Sinclair would operate each station and retain an option to buy each back, according to filings on March 1 by the Maryland-based company at the Federal Communications Commission.
“These agreements are structured to be consistent with similar agreements that the FCC has approved for over ten years,” said Rebecca Hanson, Sinclair’s senior vice president for policy.
The $3.9 billion deal, as proposed in May, would give Sinclair, which says its has 193 stations, an additional 42 stations in 33 more markets. The Maryland-based broadcaster is known for its conservative leanings -- for instance, it hired Boris Epshteyn, a former aide to President Donald Trump, as chief political analyst.
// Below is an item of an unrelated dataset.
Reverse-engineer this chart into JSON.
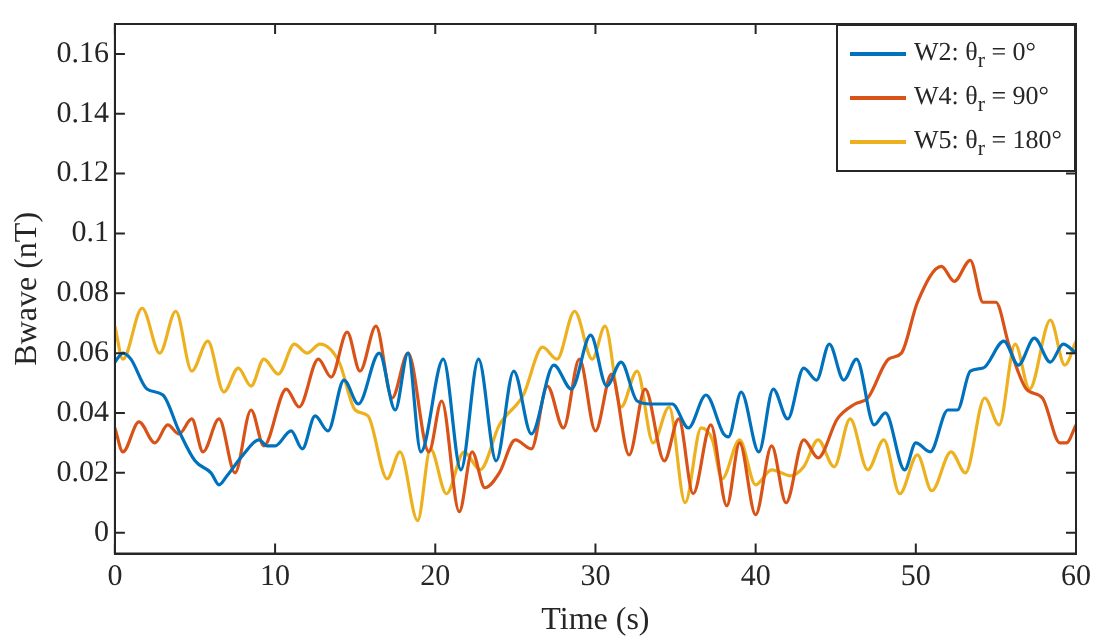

The deal needs approval from the FCC and from antitrust authorities at the Justice Department. Sinclair on Feb. 28 told investors it’s nearing approval and predicted the deal would close during the second quarter of this year.
According to Sinclair’s filings, WGN would be bought by a Maryland-based entity called WGN-TV, LLC, whose president is Steven Fader. Fader’s Atlantic Automotive Corp., which owns automobile dealerships and a car leasing company, is controlled by Smith, according to a Sinclair securities filing. Telephone calls left at Fader’s businesses weren’t returned.
WPIX would be bought by a company controlled by Cunningham Broadcasting Corp., which operates other stations jointly with Sinclair. That entity is, in turn, controlled by the estate of Carolyn Smith.